Colorado is in desperate need of new highway lanes. Perhaps even more pressing is the need to replace or maintain current highways and bridges, especially in rural areas of the state. And everyone uses state roads and highways, so we all have a stake in them. If the shakers and movers in Denver can’t make a case for a tax hike for roads, they probably should be in a different line of work; even in a shaky economy, it shouldn’t be a very tough sell.

Officials have estimated it would take $500 million just to maintain our current roads and bridges. The hike in registration fees Ritter seems to be backing would generate about that much money. So his solution is to maintain the status quo, not improve the state’s transportation infrastructure.

Switching from practical to principled arguments, of the big three issues competing for Ritter’s support, education and health care are not really government’s business; transportation is. Proponents for more government involvement in education and health care like to point out that the free market doesn’t work in those areas. Actually, it does, it just doesn’t work in ways those folks like. The market allocates limited resources to the places consumers deem them most needed.

If there are some left out by the market, private organizations exist to step in and fill the breach. The recently ended and highly successful Gazette Empty Stocking Fund campaign is a wonderful example of private citizens working together to provide a helping hand to those who need it. And many times private charities are able to respond quickly when needs arise, something government is not noted for.

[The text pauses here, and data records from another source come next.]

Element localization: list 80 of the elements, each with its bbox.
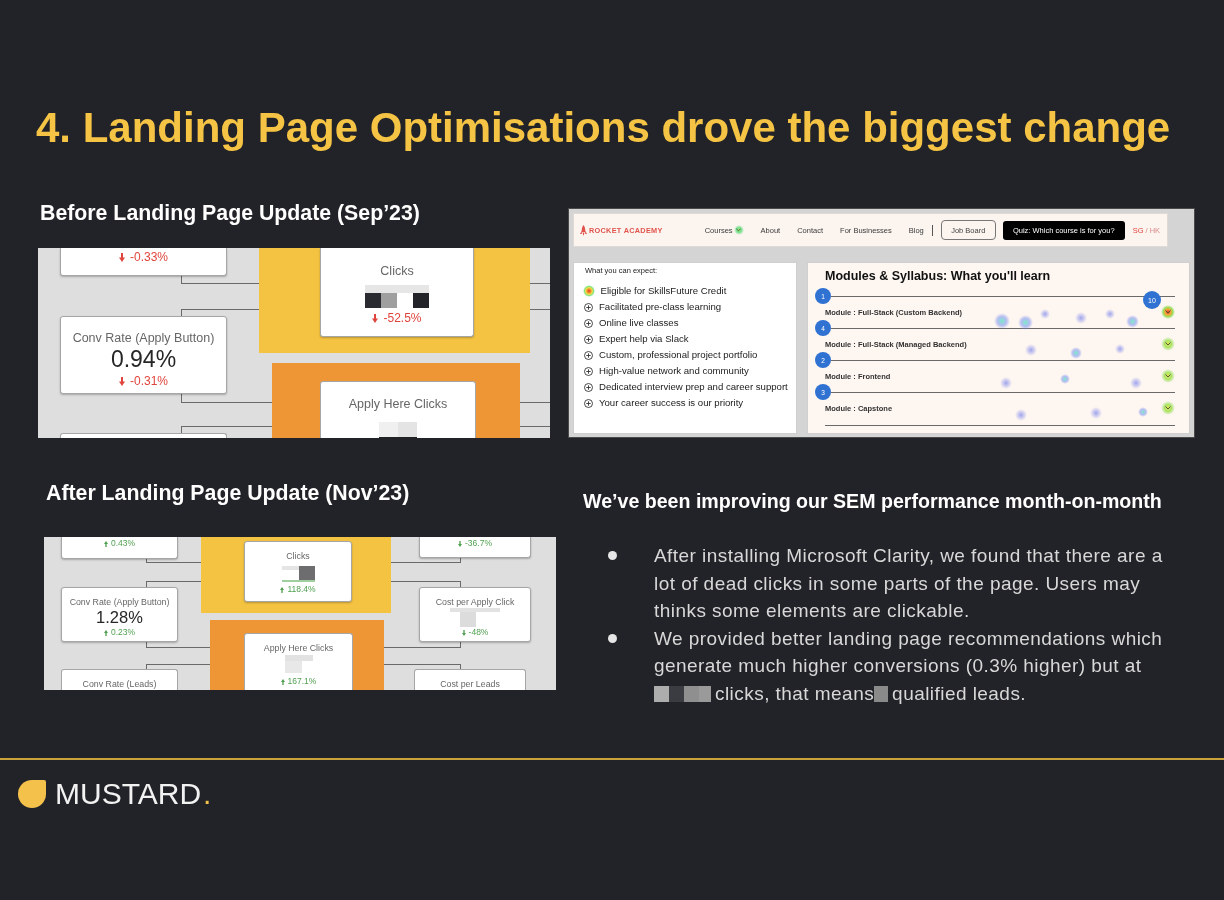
- heat-spot-icon: [1070, 347, 1082, 359]
- heat-spot-icon: [1075, 312, 1087, 324]
- metric-label: Conv Rate (Leads): [82, 679, 157, 690]
- metric-label: Apply Here Clicks: [348, 396, 448, 412]
- connector-line: [391, 581, 461, 587]
- connector-line: [520, 426, 550, 427]
- connector-line: [146, 559, 201, 563]
- metric-change: -48%: [468, 627, 489, 638]
- heat-spot-icon: [1025, 344, 1037, 356]
- feature-item: Dedicated interview prep and career support: [599, 380, 788, 394]
- heat-spot-icon: [1040, 309, 1050, 319]
- metric-label: Conv Rate (Apply Button): [69, 597, 170, 608]
- heat-spot-icon: [1018, 315, 1033, 330]
- heat-spot-icon: [1090, 407, 1102, 419]
- feature-item: Your career success is our priority: [599, 396, 744, 410]
- rocket-icon: [580, 224, 587, 236]
- section-heading: Before Landing Page Update (Sep’23): [40, 201, 420, 225]
- metric-value: 0.94%: [110, 346, 177, 372]
- feature-item: Online live classes: [599, 316, 679, 330]
- connector-line: [146, 581, 201, 587]
- plus-circle-icon: [584, 350, 593, 360]
- pixelated-censor-icon: [654, 685, 711, 702]
- plus-circle-icon: [584, 382, 593, 392]
- connector-line: [146, 664, 210, 669]
- heat-spot-icon: [1130, 377, 1142, 389]
- bullet-icon: [608, 551, 617, 560]
- heat-spot-icon: [1115, 344, 1125, 354]
- metric-label: Cost per Leads: [440, 679, 500, 690]
- heat-spot-icon: [994, 313, 1010, 329]
- metric-value: 1.28%: [96, 608, 143, 627]
- metric-label: Conv Rate (Apply Button): [72, 330, 215, 346]
- feature-item: Custom, professional project portfolio: [599, 348, 758, 362]
- metric-label: Clicks: [286, 551, 310, 562]
- panel-heading: Modules & Syllabus: What you'll learn: [824, 268, 1052, 284]
- brand-dot: .: [203, 780, 212, 808]
- heat-spot-icon: [1105, 309, 1115, 319]
- metric-change: -0.31%: [130, 374, 168, 388]
- bullet-text: We provided better landing page recommendations which generate much higher conversions (0.3% higher) but at clicks, that means qualified leads.: [654, 626, 1164, 706]
- connector-line: [530, 309, 550, 310]
- heat-spot-icon: [1015, 409, 1027, 421]
- connector-line: [530, 283, 550, 284]
- metric-label: Cost per Apply Click: [435, 597, 515, 608]
- brand-name: MUSTARD: [55, 780, 202, 808]
- feature-item: Expert help via Slack: [599, 332, 689, 346]
- connector-line: [146, 642, 210, 648]
- section-heading: We’ve been improving our SEM performance month-on-month: [583, 490, 1162, 512]
- plus-circle-icon: [584, 334, 593, 344]
- feature-item: High-value network and community: [599, 364, 749, 378]
- section-heading: After Landing Page Update (Nov’23): [46, 481, 410, 505]
- heat-spot-icon: [1138, 407, 1148, 417]
- logo-drop-icon: [18, 780, 46, 808]
- heat-spot-icon: [1126, 315, 1139, 328]
- feature-item: Eligible for SkillsFuture Credit: [600, 284, 727, 298]
- heat-spot-icon: [582, 285, 595, 297]
- pixelated-censor-icon: [874, 685, 889, 702]
- metric-change: 167.1%: [287, 676, 317, 687]
- metric-label: Apply Here Clicks: [263, 643, 334, 654]
- bullet-text: After installing Microsoft Clarity, we found that there are a lot of dead clicks in some parts of the page. Users may thinks some elements are clickable.: [654, 544, 1164, 623]
- metric-change: 0.43%: [110, 538, 136, 549]
- slide-title: 4. Landing Page Optimisations drove the biggest change: [35, 103, 1172, 153]
- feature-item: Facilitated pre-class learning: [599, 300, 722, 314]
- metric-change: 0.23%: [110, 627, 136, 638]
- metric-change: -52.5%: [383, 311, 422, 325]
- plus-circle-icon: [584, 318, 593, 328]
- plus-circle-icon: [584, 398, 593, 408]
- metric-change: -0.33%: [130, 250, 168, 264]
- chevron-down-icon[interactable]: [1161, 369, 1175, 383]
- heat-spot-icon: [1000, 377, 1012, 389]
- chevron-down-icon[interactable]: [1161, 305, 1175, 319]
- bullet-icon: [608, 633, 617, 643]
- chevron-down-icon[interactable]: [1161, 401, 1175, 415]
- connector-line: [391, 558, 461, 563]
- heat-spot-icon: [1060, 374, 1070, 384]
- metric-change: 118.4%: [287, 584, 316, 595]
- plus-circle-icon: [584, 302, 593, 312]
- chevron-down-icon[interactable]: [1161, 337, 1175, 351]
- metric-label: Clicks: [380, 263, 414, 279]
- connector-line: [520, 402, 550, 403]
- plus-circle-icon: [584, 366, 593, 376]
- metric-change: -36.7%: [465, 538, 492, 549]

Henry David Thoreau wrote, “Government never furthered any enterprise but by the alacrity with which it got out of its way.” Ideally, that would be government’s plan for education and health care. If that were the case, there would be no need for a tax or fee increase to pay for transportation.

A weighty decision

We often read and hear reports about the epidemic of obesity in the United States. Recent news has noted that it’s spreading to children, leading to spikes in the rates of obesity-related health problems such as Type 2 diabetes. Government agencies have begun addressing this issue by banning or limiting the sale of candy and sugary drinks in schools and forcing restaurants to stop using trans fats in their products. The only way to get results on a problem this big is government action, right? Wrong.

Local entrepreneur Steve Bigari is taking on childhood obesity by attacking it where kids play. The co-owner of Mr. Bigg’s Family Fun Center is doing away with the center’s successful and popular all-you-can-eat pizza buffet and replacing it with healthier alternatives. Not to worry, kids; according to a report in Thursday’s Gazette, you’ll still be able to get pizza, but it will be sold by the slice.

In addition to the demise of the pizza buffet, Mr. Biggs will offer smaller portions of the perennial kid favorite, frenchfries. And patrons can pair those fries with turkey burgers or panini sandwiches.

Who says the market doesn’t respond to societal issues? Bigari shows that entrepreneurs are able to indentify a problem and take action to solve it. Nice work, Steve. We need more people like you.